Is there any difference between the elements in $\mathbb{C}[x]$ and $C^{\omega}$? Studying Hilbert spaces, I've been told that $\{1, x, x^2,\dots, x^k,\dots\}$ form a basis (EDIT: when orthonormalised) in $\mathcal{L}^2([a,b])$ because the set of all polynomial functions is dense in $C^0([a,b])$, which is dense in $\mathcal{L}^2([a,b])$. I'm going to assume all functions here are complex functions of real variable, so $[a,b]\subseteq\mathbb{R}\to\mathbb{C}$.
That got me thinking... if $C^{\omega}([a,b])$ is the set of all analytic functions defined in $[a,b]$, which by definition of analytic can be expressed as a Taylor series (which is basically a finite or infinite polynomial), is there a natural identification between analytic functions and polynomials?, or do the elements in $\mathbb{C}[x]$ have to be polynomials of finite degree (ignoring 0)?

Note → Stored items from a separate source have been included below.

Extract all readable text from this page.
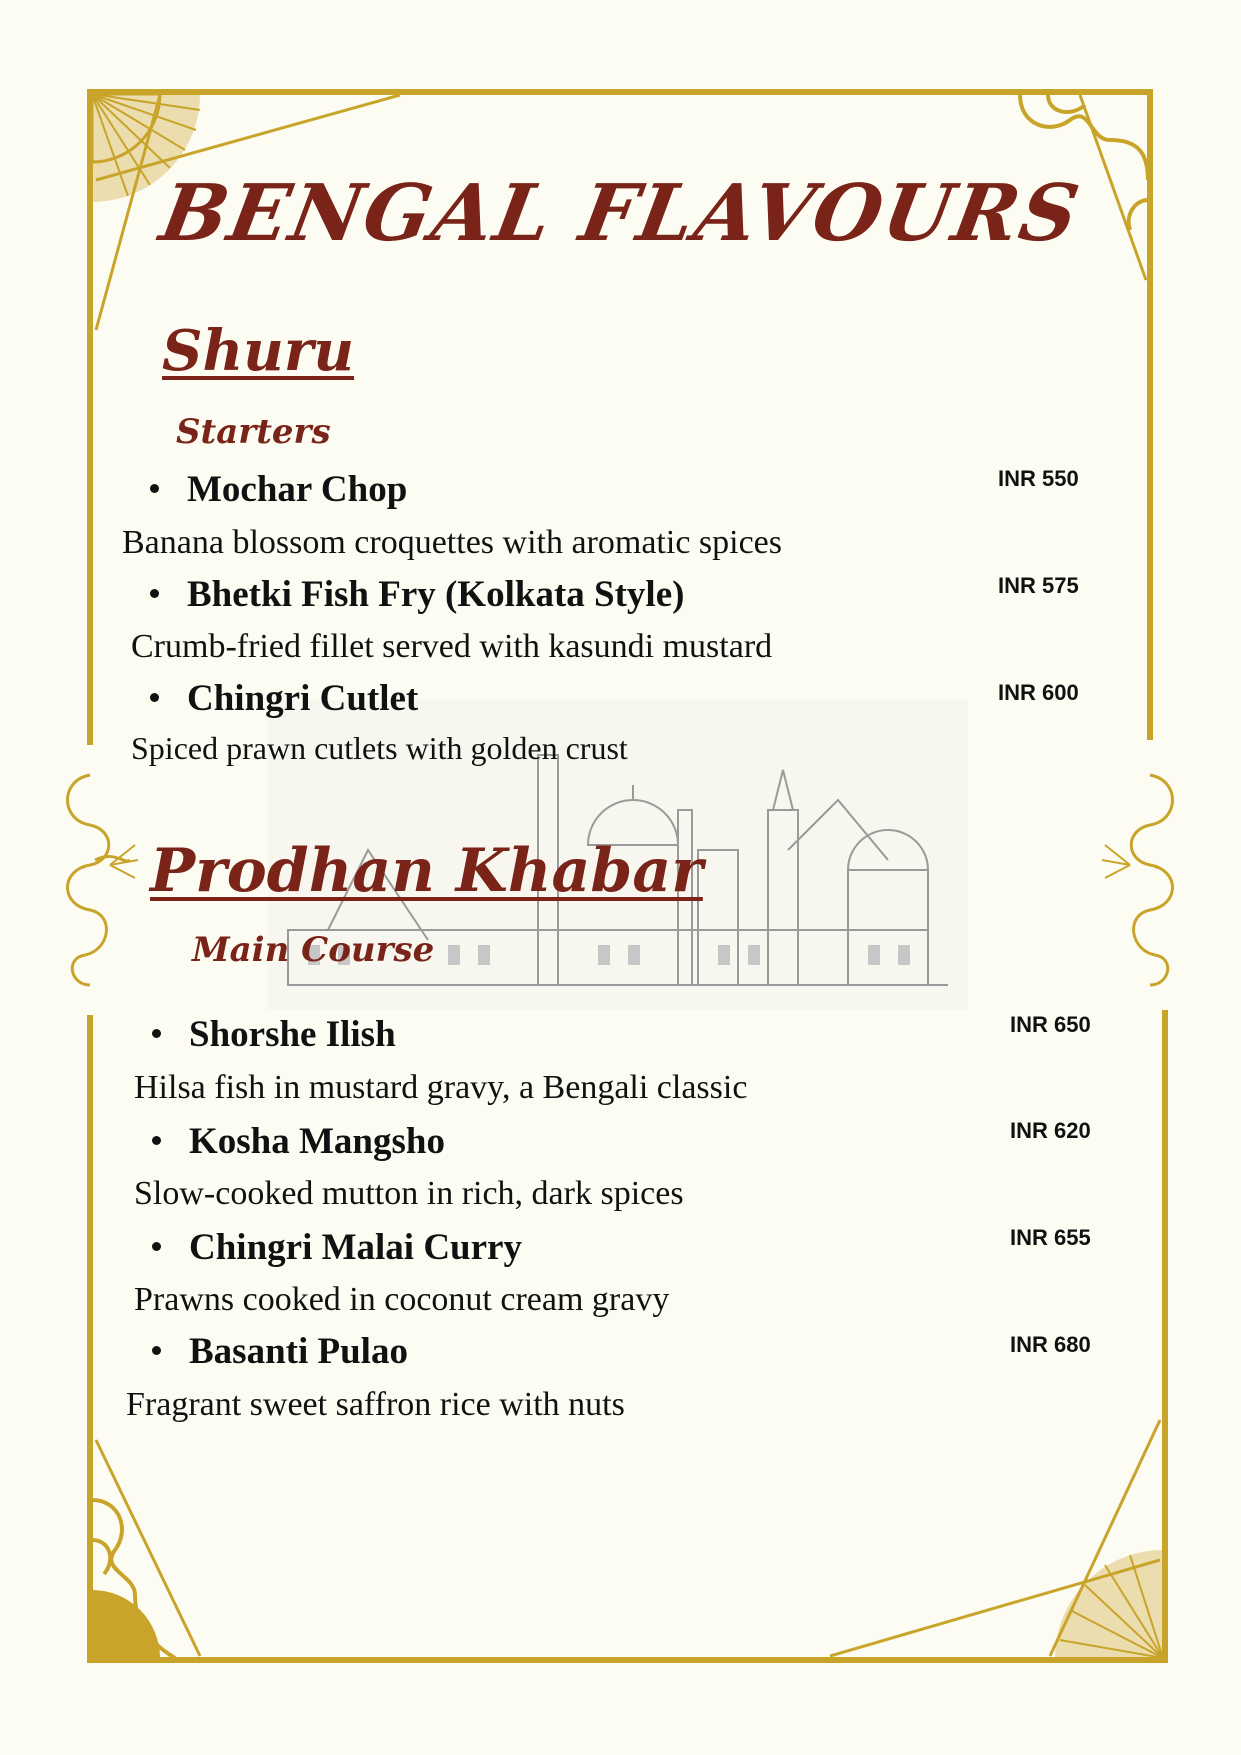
BENGAL FLAVOURS
Shuru
Starters
Mochar Chop	INR 550
Banana blossom croquettes with aromatic spices
Bhetki Fish Fry (Kolkata Style)	INR 575
Crumb-fried fillet served with kasundi mustard
Chingri Cutlet	INR 600
Spiced prawn cutlets with golden crust
Prodhan Khabar
Main Course
Shorshe Ilish	INR 650
Hilsa fish in mustard gravy, a Bengali classic
Kosha Mangsho	INR 620
Slow-cooked mutton in rich, dark spices
Chingri Malai Curry	INR 655
Prawns cooked in coconut cream gravy
Basanti Pulao	INR 680
Fragrant sweet saffron rice with nuts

If so, what would be the difference between a basis in $C^{\omega}([a,b])$ and a basis in $\mathbb{C}[x]$ made of all finite-degree monomials?
 A: $\mathcal{B} = \{1, x, x^2,\dots, x^k,\dots\}$ is a set of linearly independent elements of $\mathcal{L}^2([a,b])$, but it is neither a vector space basis of $\mathcal{L}^2([a,b])$ nor an orthonormal basis (= onb) of the Hilbert space $\mathcal{L}^2([a,b])$. However, the Gram-Schmidt procedure allows to transform $\mathcal{B}$ into a set of polynomials $\mathcal{P} =  \{p_n(x) \mid n = 0, 1, 2, \dots \}$ which forms an onb of $\mathcal{L}^2([a,b])$.

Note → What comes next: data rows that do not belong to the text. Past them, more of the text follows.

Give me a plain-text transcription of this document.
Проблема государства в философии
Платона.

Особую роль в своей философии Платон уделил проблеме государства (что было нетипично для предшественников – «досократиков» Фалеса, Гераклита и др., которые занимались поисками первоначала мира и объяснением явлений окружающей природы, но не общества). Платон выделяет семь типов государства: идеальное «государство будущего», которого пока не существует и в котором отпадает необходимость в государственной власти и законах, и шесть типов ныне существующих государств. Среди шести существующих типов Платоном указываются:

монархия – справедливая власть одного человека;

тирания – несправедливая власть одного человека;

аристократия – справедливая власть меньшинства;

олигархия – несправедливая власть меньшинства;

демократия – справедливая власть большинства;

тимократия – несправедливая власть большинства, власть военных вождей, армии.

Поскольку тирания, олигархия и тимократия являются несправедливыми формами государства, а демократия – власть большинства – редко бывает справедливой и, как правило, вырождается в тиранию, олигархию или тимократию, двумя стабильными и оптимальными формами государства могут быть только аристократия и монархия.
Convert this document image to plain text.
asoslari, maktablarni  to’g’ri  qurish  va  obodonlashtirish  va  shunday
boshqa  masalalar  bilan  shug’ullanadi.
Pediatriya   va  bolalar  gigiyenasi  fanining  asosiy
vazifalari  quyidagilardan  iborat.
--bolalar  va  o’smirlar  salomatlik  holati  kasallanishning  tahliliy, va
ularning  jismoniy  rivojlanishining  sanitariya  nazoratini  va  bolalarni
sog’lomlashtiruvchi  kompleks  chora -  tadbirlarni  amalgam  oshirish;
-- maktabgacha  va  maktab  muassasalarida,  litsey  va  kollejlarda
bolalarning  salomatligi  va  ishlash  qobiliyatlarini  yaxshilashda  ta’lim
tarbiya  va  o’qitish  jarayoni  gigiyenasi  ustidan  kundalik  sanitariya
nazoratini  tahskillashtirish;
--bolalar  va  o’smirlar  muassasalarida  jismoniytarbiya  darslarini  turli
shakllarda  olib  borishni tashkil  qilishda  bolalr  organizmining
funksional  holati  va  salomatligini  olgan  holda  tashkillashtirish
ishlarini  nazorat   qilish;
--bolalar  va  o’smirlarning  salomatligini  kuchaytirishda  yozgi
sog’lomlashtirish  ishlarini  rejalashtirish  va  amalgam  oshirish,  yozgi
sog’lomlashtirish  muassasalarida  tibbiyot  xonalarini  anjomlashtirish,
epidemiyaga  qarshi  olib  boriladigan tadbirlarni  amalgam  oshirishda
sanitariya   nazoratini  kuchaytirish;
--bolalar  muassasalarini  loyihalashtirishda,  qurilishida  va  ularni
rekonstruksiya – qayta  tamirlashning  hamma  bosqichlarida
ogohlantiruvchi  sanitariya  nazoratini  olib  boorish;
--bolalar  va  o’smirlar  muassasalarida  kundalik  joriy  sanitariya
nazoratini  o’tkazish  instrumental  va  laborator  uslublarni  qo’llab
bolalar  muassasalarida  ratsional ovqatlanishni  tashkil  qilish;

$\mathbb{C}[x]$ is the polynomial ring over $\mathbb{C}$ in one variable $x$. This is a purely algebraic construct characterized by a certain universal property. See for example http://math.mit.edu/~mckernan/Teaching/12-13/Spring/18.703/l_21.pdf. The monomials $x^n$, $n = 0,1,2, ...$, form a (countable) basis of $\mathbb{C}[x]$. Hence $\mathbb{C}[x]$ is vector space of countably  infinite dimension. 

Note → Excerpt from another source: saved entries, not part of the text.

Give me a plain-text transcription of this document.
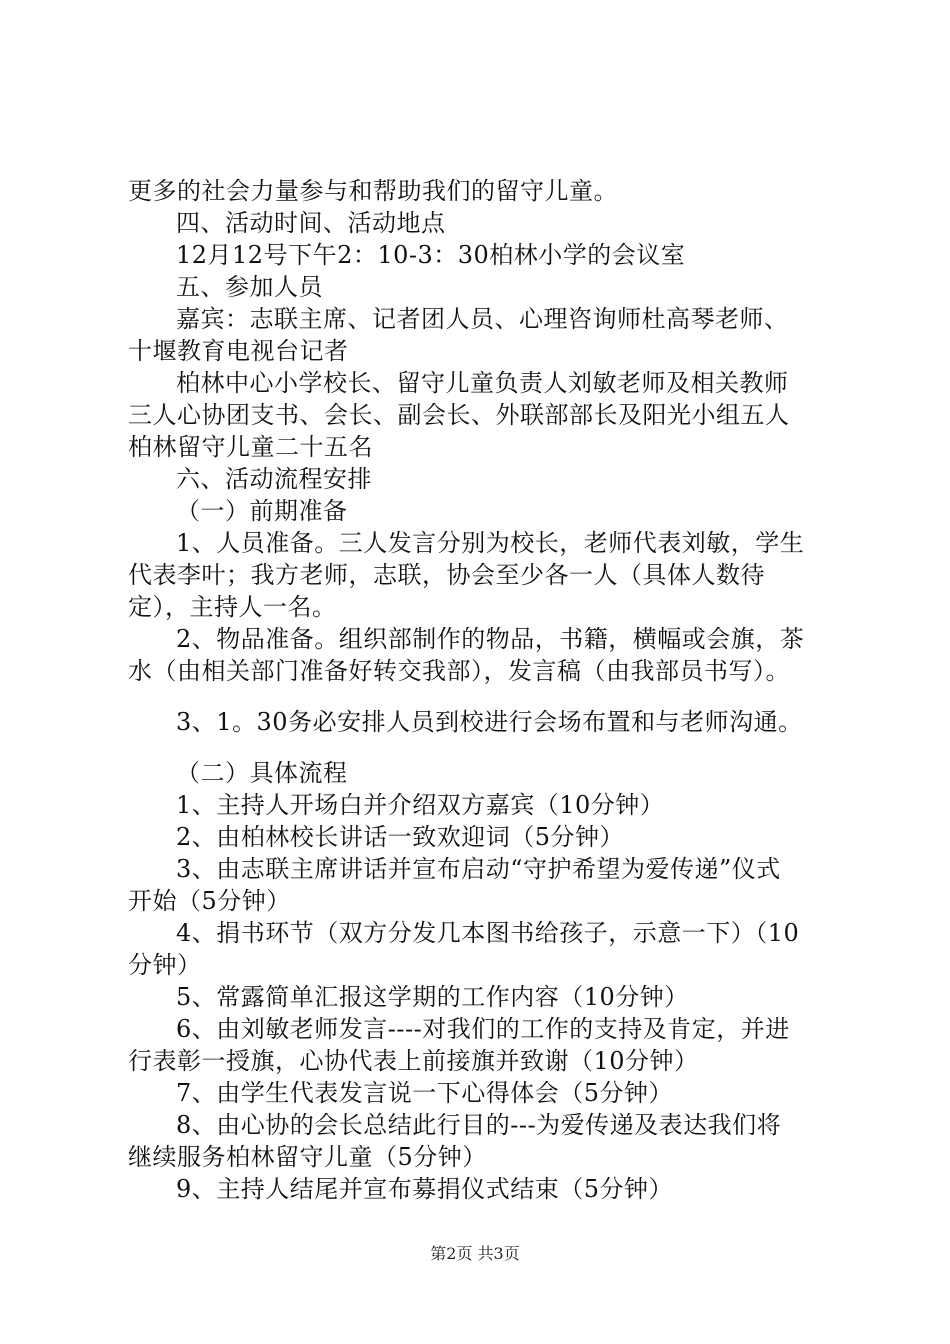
更多的社会力量参与和帮助我们的留守儿童。
四、活动时间、活动地点
12月12号下午2：10-3：30柏林小学的会议室
五、参加人员
嘉宾：志联主席、记者团人员、心理咨询师杜高琴老师、
十堰教育电视台记者
柏林中心小学校长、留守儿童负责人刘敏老师及相关教师
三人心协团支书、会长、副会长、外联部部长及阳光小组五人
柏林留守儿童二十五名
六、活动流程安排
（一）前期准备
1、人员准备。三人发言分别为校长，老师代表刘敏，学生
代表李叶；我方老师，志联，协会至少各一人（具体人数待
定），主持人一名。
2、物品准备。组织部制作的物品，书籍，横幅或会旗，茶
水（由相关部门准备好转交我部），发言稿（由我部员书写）。
3、1。30务必安排人员到校进行会场布置和与老师沟通。
（二）具体流程
1、主持人开场白并介绍双方嘉宾（10分钟）
2、由柏林校长讲话一致欢迎词（5分钟）
3、由志联主席讲话并宣布启动“守护希望为爱传递”仪式
开始（5分钟）
4、捐书环节（双方分发几本图书给孩子，示意一下）（10
分钟）
5、常露简单汇报这学期的工作内容（10分钟）
6、由刘敏老师发言----对我们的工作的支持及肯定，并进
行表彰一授旗，心协代表上前接旗并致谢（10分钟）
7、由学生代表发言说一下心得体会（5分钟）
8、由心协的会长总结此行目的---为爱传递及表达我们将
继续服务柏林留守儿童（5分钟）
9、主持人结尾并宣布募捐仪式结束（5分钟）
第2页 共3页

Clearly $\mathbb{C}[x]$ can be regarded as a subspace $C^{\omega}([a,b])$. In fact, each $p(x) \in \mathbb{C}[x]$ can be identified with the polynomial function $t \mapsto p(t), t \in [a,b]$.
It is obvious that $\mathbb{C}[x]$ is a proper subset of $C^{\omega}([a,b])$. Even more, $C^{\omega}([a,b])$ is a vector space of uncountable dimension. However, it is impossible to explicitly describe an uncountable basis.